Langford thought that over. “It might work. Did you take lessons in France in matchmaking?”
“I had lessons in all kinds of things. Now, I must stop here for a spell.” He swung off his horse. “You are welcome to go on your way.”
Langford looked down at the shop where Adam tied up his horse. “You are buying jewelry?”
“A small bauble.”
Langford dismounted. “For whom?”
“For my lady fair. I will see her a few more times before gifting her with it, but it is time to choose something.” He entered the shop, with Langford on his heels.
“Now I am confused, Stratton. You just advised that I throw my brother at her, and you all but ignored her today—” He stopped in his tracks. “Oh, hell. It isn’t the girl at all, but the older one, isn’t it? Tell me I am wrong, because it would be the worst match ever devised by hell.”

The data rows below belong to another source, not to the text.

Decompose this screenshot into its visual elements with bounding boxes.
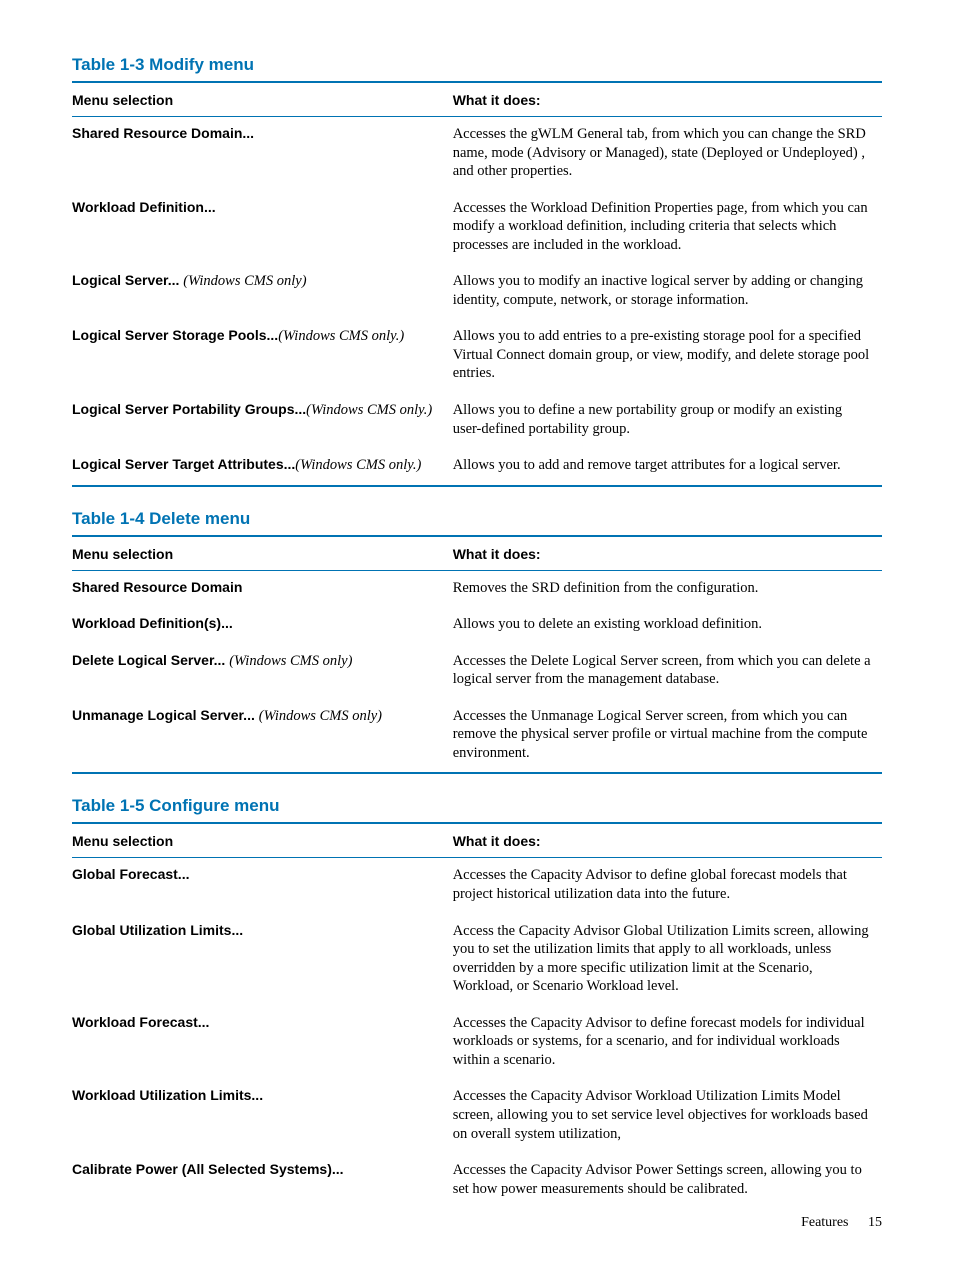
table-row: Unmanage Logical Server... (Windows CMS … [72,699,882,773]
menu-label: Calibrate Power (All Selected Systems)..… [72,1161,344,1177]
menu-label: Global Utilization Limits... [72,922,243,938]
col-header-menu: Menu selection [72,823,453,858]
delete-table: Menu selection What it does: Shared Reso… [72,535,882,773]
menu-label: Logical Server Target Attributes... [72,456,295,472]
menu-label: Workload Definition... [72,199,216,215]
menu-note: (Windows CMS only) [229,653,352,669]
menu-selection-cell: Workload Definition(s)... [72,607,453,644]
menu-selection-cell: Workload Forecast... [72,1006,453,1080]
menu-label: Unmanage Logical Server... [72,707,259,723]
menu-description-cell: Accesses the Capacity Advisor Workload U… [453,1079,882,1153]
menu-description-cell: Access the Capacity Advisor Global Utili… [453,914,882,1006]
page: Table 1-3 Modify menu Menu selection Wha… [0,0,954,1271]
table-title-delete: Table 1-4 Delete menu [72,509,882,529]
menu-selection-cell: Global Forecast... [72,858,453,914]
menu-description-cell: Accesses the Delete Logical Server scree… [453,644,882,699]
menu-selection-cell: Delete Logical Server... (Windows CMS on… [72,644,453,699]
col-header-desc: What it does: [453,823,882,858]
table-row: Logical Server Storage Pools...(Windows … [72,319,882,393]
table-row: Logical Server... (Windows CMS only)Allo… [72,264,882,319]
menu-description-cell: Accesses the Capacity Advisor to define … [453,1006,882,1080]
footer-section: Features [801,1215,848,1230]
menu-selection-cell: Shared Resource Domain... [72,117,453,191]
menu-selection-cell: Logical Server Storage Pools...(Windows … [72,319,453,393]
menu-label: Logical Server... [72,272,183,288]
col-header-desc: What it does: [453,536,882,571]
configure-table: Menu selection What it does: Global Fore… [72,822,882,1208]
menu-label: Shared Resource Domain... [72,125,254,141]
menu-description-cell: Accesses the gWLM General tab, from whic… [453,117,882,191]
menu-description-cell: Accesses the Capacity Advisor to define … [453,858,882,914]
table-rule [72,485,882,487]
table-row: Shared Resource Domain Removes the SRD de… [72,570,882,607]
col-header-menu: Menu selection [72,82,453,117]
menu-selection-cell: Shared Resource Domain [72,570,453,607]
menu-description-cell: Accesses the Workload Definition Propert… [453,191,882,265]
menu-selection-cell: Logical Server Portability Groups...(Win… [72,393,453,448]
menu-label: Workload Utilization Limits... [72,1087,263,1103]
menu-selection-cell: Logical Server... (Windows CMS only) [72,264,453,319]
footer-page-number: 15 [868,1215,882,1231]
menu-label: Logical Server Portability Groups... [72,401,306,417]
menu-selection-cell: Logical Server Target Attributes...(Wind… [72,448,453,485]
menu-label: Global Forecast... [72,866,189,882]
table-row: Workload Utilization Limits... Accesses t… [72,1079,882,1153]
table-row: Workload Definition(s)... Allows you to d… [72,607,882,644]
menu-label: Delete Logical Server... [72,652,229,668]
table-row: Shared Resource Domain... Accesses the gW… [72,117,882,191]
menu-label: Logical Server Storage Pools... [72,327,278,343]
menu-description-cell: Allows you to add entries to a pre-exist… [453,319,882,393]
menu-selection-cell: Workload Definition... [72,191,453,265]
menu-description-cell: Allows you to delete an existing workloa… [453,607,882,644]
table-rule [72,772,882,774]
table-title-configure: Table 1-5 Configure menu [72,796,882,816]
menu-description-cell: Removes the SRD definition from the conf… [453,570,882,607]
table-row: Workload Forecast... Accesses the Capacit… [72,1006,882,1080]
menu-note: (Windows CMS only) [259,708,382,724]
table-row: Logical Server Target Attributes...(Wind… [72,448,882,485]
table-row: Logical Server Portability Groups...(Win… [72,393,882,448]
menu-selection-cell: Workload Utilization Limits... [72,1079,453,1153]
table-row: Delete Logical Server... (Windows CMS on… [72,644,882,699]
menu-label: Workload Definition(s)... [72,615,233,631]
menu-note: (Windows CMS only.) [295,457,421,473]
menu-description-cell: Allows you to modify an inactive logical… [453,264,882,319]
menu-selection-cell: Global Utilization Limits... [72,914,453,1006]
menu-selection-cell: Calibrate Power (All Selected Systems)..… [72,1153,453,1208]
table-title-modify: Table 1-3 Modify menu [72,55,882,75]
modify-table: Menu selection What it does: Shared Reso… [72,81,882,485]
table-row: Workload Definition... Accesses the Workl… [72,191,882,265]
menu-description-cell: Allows you to define a new portability g… [453,393,882,448]
col-header-desc: What it does: [453,82,882,117]
menu-note: (Windows CMS only.) [306,402,432,418]
menu-description-cell: Accesses the Capacity Advisor Power Sett… [453,1153,882,1208]
menu-description-cell: Allows you to add and remove target attr… [453,448,882,485]
menu-label: Workload Forecast... [72,1014,209,1030]
table-row: Calibrate Power (All Selected Systems)..… [72,1153,882,1208]
page-footer: Features 15 [801,1215,882,1231]
col-header-menu: Menu selection [72,536,453,571]
menu-description-cell: Accesses the Unmanage Logical Server scr… [453,699,882,773]
table-row: Global Forecast... Accesses the Capacity … [72,858,882,914]
menu-selection-cell: Unmanage Logical Server... (Windows CMS … [72,699,453,773]
menu-note: (Windows CMS only) [183,273,306,289]
menu-note: (Windows CMS only.) [278,328,404,344]
table-row: Global Utilization Limits... Access the C… [72,914,882,1006]
menu-label: Shared Resource Domain [72,579,242,595]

Adam asked the clerk to bring out the pearl earbobs. Langford elbowed next to him at the counter. “If I am correct, pearls are the wrong choice. Pearls are modest, discreet, and conventional. That harridan begs for something bright and unexpected. Something that declares she bows to no man. Something that—”
“I am beginning to think you do not like her.”
“No man does much, Stratton. The way she thumbs her nose at every suitor hardly encourages generosity in return.” He gestured to the clerk to take away the tray of pearls. “Bring out your rubies instead, my good man. The bigger and more outré, the better.”